Beating the Odds, Ezra’s Life with ARPKD/CHF
Our son Ezra was born with Autosomal Recessive Polycystic Kidney Disease (ARPKD) on September 12th, 2001. As most of the stories go with ARPKD children, we were given no hope for his survival. We prepared for his passing, mourned him and like many, listened to the doctors and believed there was no hope for him. Finding out the baby you have loved and carried for 8 months is going to pass away shortly after you give birth to him is nothing short of devastating. Luckily, my husband and I had family and friends surrounding us with love and support and we could not have gotten through those heart wrenching days without them.

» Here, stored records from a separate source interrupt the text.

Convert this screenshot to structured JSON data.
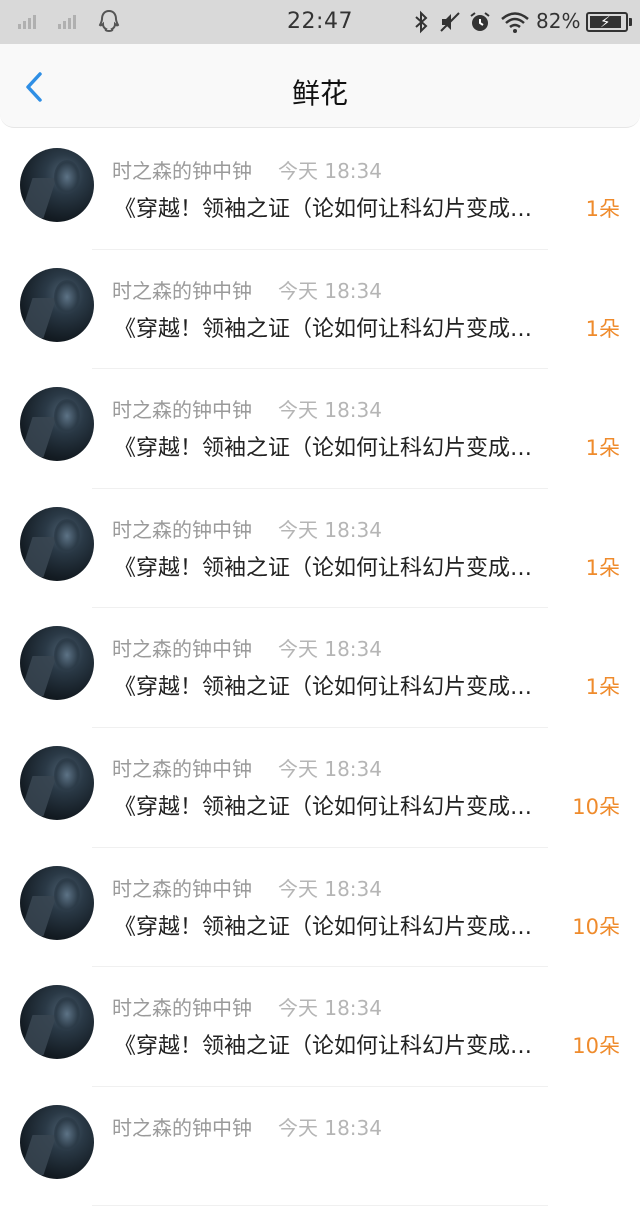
{
  "status_bar": {
    "time": "22:47",
    "battery": "82%",
    "icons": [
      "signal-icon",
      "signal-icon",
      "qq-icon",
      "bluetooth-icon",
      "mute-icon",
      "alarm-icon",
      "wifi-icon",
      "battery-icon"
    ]
  },
  "nav": {
    "title": "鲜花",
    "back_icon": "chevron-left-icon"
  },
  "colors": {
    "accent_blue": "#2f8fe5",
    "count_orange": "#ef8b2c"
  },
  "rows": [
    {
      "name": "时之森的钟中钟",
      "time": "今天 18:34",
      "message": "《穿越！领袖之证（论如何让科幻片变成…",
      "count": "1朵"
    },
    {
      "name": "时之森的钟中钟",
      "time": "今天 18:34",
      "message": "《穿越！领袖之证（论如何让科幻片变成…",
      "count": "1朵"
    },
    {
      "name": "时之森的钟中钟",
      "time": "今天 18:34",
      "message": "《穿越！领袖之证（论如何让科幻片变成…",
      "count": "1朵"
    },
    {
      "name": "时之森的钟中钟",
      "time": "今天 18:34",
      "message": "《穿越！领袖之证（论如何让科幻片变成…",
      "count": "1朵"
    },
    {
      "name": "时之森的钟中钟",
      "time": "今天 18:34",
      "message": "《穿越！领袖之证（论如何让科幻片变成…",
      "count": "1朵"
    },
    {
      "name": "时之森的钟中钟",
      "time": "今天 18:34",
      "message": "《穿越！领袖之证（论如何让科幻片变成…",
      "count": "10朵"
    },
    {
      "name": "时之森的钟中钟",
      "time": "今天 18:34",
      "message": "《穿越！领袖之证（论如何让科幻片变成…",
      "count": "10朵"
    },
    {
      "name": "时之森的钟中钟",
      "time": "今天 18:34",
      "message": "《穿越！领袖之证（论如何让科幻片变成…",
      "count": "10朵"
    },
    {
      "name": "时之森的钟中钟",
      "time": "今天 18:34",
      "message": "",
      "count": ""
    }
  ]
}
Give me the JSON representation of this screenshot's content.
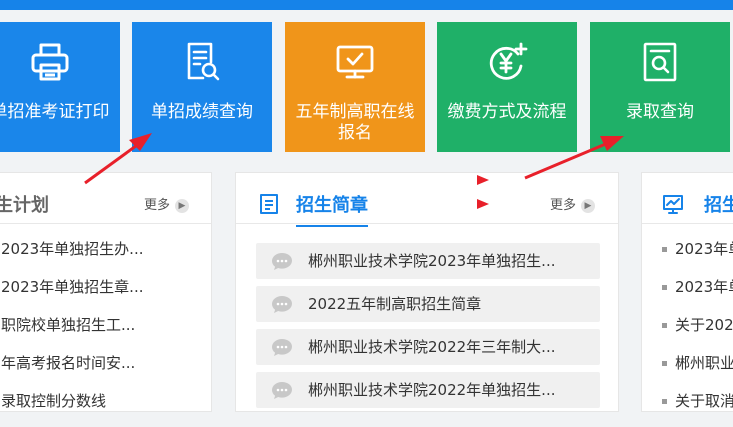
{
  "tiles": [
    {
      "label": "单招准考证打印",
      "icon": "printer-icon",
      "color": "#1a86ea"
    },
    {
      "label": "单招成绩查询",
      "icon": "document-search-icon",
      "color": "#1a86ea"
    },
    {
      "label": "五年制高职在线报名",
      "icon": "monitor-check-icon",
      "color": "#f0951a"
    },
    {
      "label": "缴费方式及流程",
      "icon": "yuan-coin-icon",
      "color": "#1fb068"
    },
    {
      "label": "录取查询",
      "icon": "document-search-icon",
      "color": "#1fb068"
    }
  ],
  "panels": {
    "plan": {
      "title": "生计划",
      "more": "更多",
      "items": [
        "2023年单独招生办...",
        "2023年单独招生章...",
        "职院校单独招生工...",
        "年高考报名时间安...",
        "录取控制分数线"
      ]
    },
    "brochure": {
      "title": "招生简章",
      "more": "更多",
      "items": [
        "郴州职业技术学院2023年单独招生...",
        "2022五年制高职招生简章",
        "郴州职业技术学院2022年三年制大...",
        "郴州职业技术学院2022年单独招生..."
      ]
    },
    "third": {
      "title": "招生",
      "items": [
        "2023年单",
        "2023年单",
        "关于2022",
        "郴州职业",
        "关于取消"
      ]
    }
  },
  "colors": {
    "blue": "#1683e9",
    "orange": "#f0951a",
    "green": "#1fb068",
    "arrow": "#e8202a"
  }
}
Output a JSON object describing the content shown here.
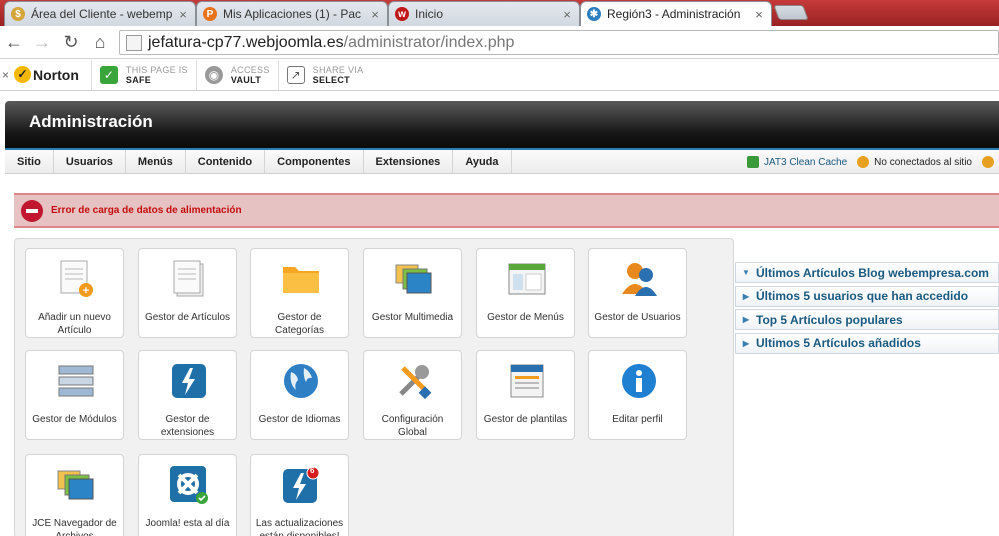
{
  "browser": {
    "tabs": [
      {
        "title": "Área del Cliente - webemp",
        "active": false,
        "favicon_color": "#d4a63a"
      },
      {
        "title": "Mis Aplicaciones (1) - Pac",
        "active": false,
        "favicon_color": "#e8731a"
      },
      {
        "title": "Inicio",
        "active": false,
        "favicon_color": "#c01818"
      },
      {
        "title": "Región3 - Administración",
        "active": true,
        "favicon_color": "#2e7fbf"
      }
    ],
    "url_host": "jefatura-cp77.webjoomla.es",
    "url_path": "/administrator/index.php"
  },
  "norton": {
    "logo_label": "Norton",
    "items": [
      {
        "line1": "THIS PAGE IS",
        "line2": "SAFE",
        "icon": "check-shield-icon",
        "color": "#3aa53a"
      },
      {
        "line1": "ACCESS",
        "line2": "VAULT",
        "icon": "vault-icon",
        "color": "#888888"
      },
      {
        "line1": "SHARE VIA",
        "line2": "SELECT",
        "icon": "share-icon",
        "color": "#666666"
      }
    ]
  },
  "admin": {
    "title": "Administración"
  },
  "menu": {
    "items": [
      "Sitio",
      "Usuarios",
      "Menús",
      "Contenido",
      "Componentes",
      "Extensiones",
      "Ayuda"
    ],
    "right": [
      {
        "label": "JAT3 Clean Cache",
        "icon": "cache-icon"
      },
      {
        "label": "No conectados al sitio",
        "icon": "users-icon"
      }
    ]
  },
  "error": {
    "message": "Error de carga de datos de alimentación"
  },
  "icons": [
    {
      "label": "Añadir un nuevo Artículo",
      "icon": "add-article-icon"
    },
    {
      "label": "Gestor de Artículos",
      "icon": "article-manager-icon"
    },
    {
      "label": "Gestor de Categorías",
      "icon": "folder-icon"
    },
    {
      "label": "Gestor Multimedia",
      "icon": "media-icon"
    },
    {
      "label": "Gestor de Menús",
      "icon": "menu-manager-icon"
    },
    {
      "label": "Gestor de Usuarios",
      "icon": "users-icon"
    },
    {
      "label": "Gestor de Módulos",
      "icon": "modules-icon"
    },
    {
      "label": "Gestor de extensiones",
      "icon": "extensions-icon"
    },
    {
      "label": "Gestor de Idiomas",
      "icon": "globe-icon"
    },
    {
      "label": "Configuración Global",
      "icon": "tools-icon"
    },
    {
      "label": "Gestor de plantilas",
      "icon": "template-icon"
    },
    {
      "label": "Editar perfil",
      "icon": "info-icon"
    },
    {
      "label": "JCE Navegador de Archivos",
      "icon": "jce-browser-icon"
    },
    {
      "label": "Joomla! esta al día",
      "icon": "joomla-icon"
    },
    {
      "label": "Las actualizaciones están disponibles!",
      "icon": "updates-icon",
      "badge": "6"
    }
  ],
  "sliders": [
    "Últimos Artículos Blog webempresa.com",
    "Últimos 5 usuarios que han accedido",
    "Top 5 Artículos populares",
    "Ultimos 5 Artículos añadidos"
  ]
}
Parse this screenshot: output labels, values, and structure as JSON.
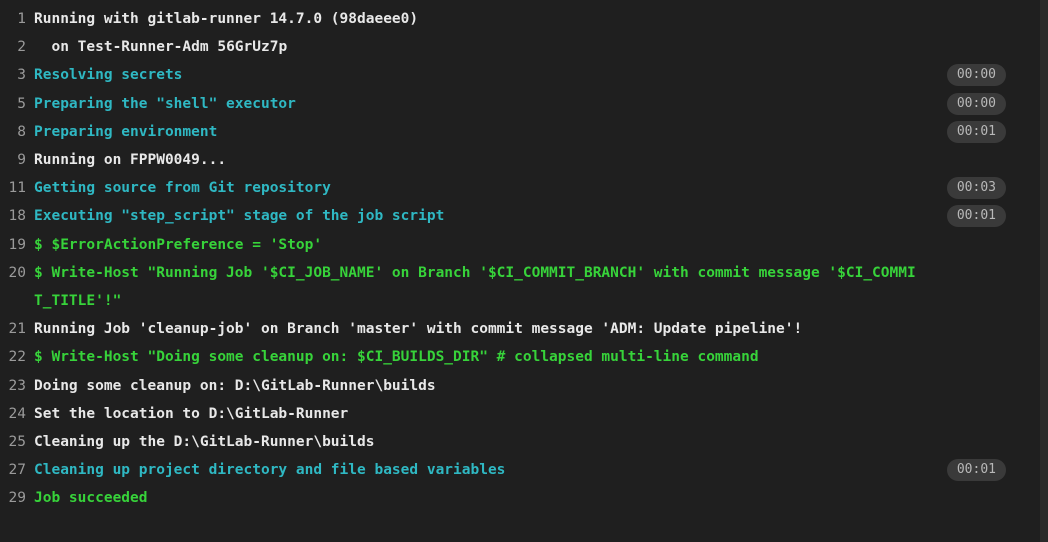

I was induced on September 11th, 2001 on the very same day the Twin Towers were attacked by terrorists and went down. On top of what we were facing with losing our baby, seeing the devastation across the country was unbelievable. Despite all of the tragedy around us we had our sweet baby, Ezra Daniel Quail in the afternoon the following day. He was breathtaking. We had several doctors and nurses in the room during delivery expecting the worst. He was checked over and placed on my chest. He was breathing, he was crying, he was beautiful. We had him baptized 10 minutes after his birth; we were surrounded by our dear friends and family. The waiting began…..
We were told by the doctors that he would not survive for more than a few minutes to hours after his birth. The nurses told me I could take his first bath with him as soon as my epidural wore off. That was my new goal, to take a bath with my sweet Ezra before he left us. I was granted my wish and it was wonderful.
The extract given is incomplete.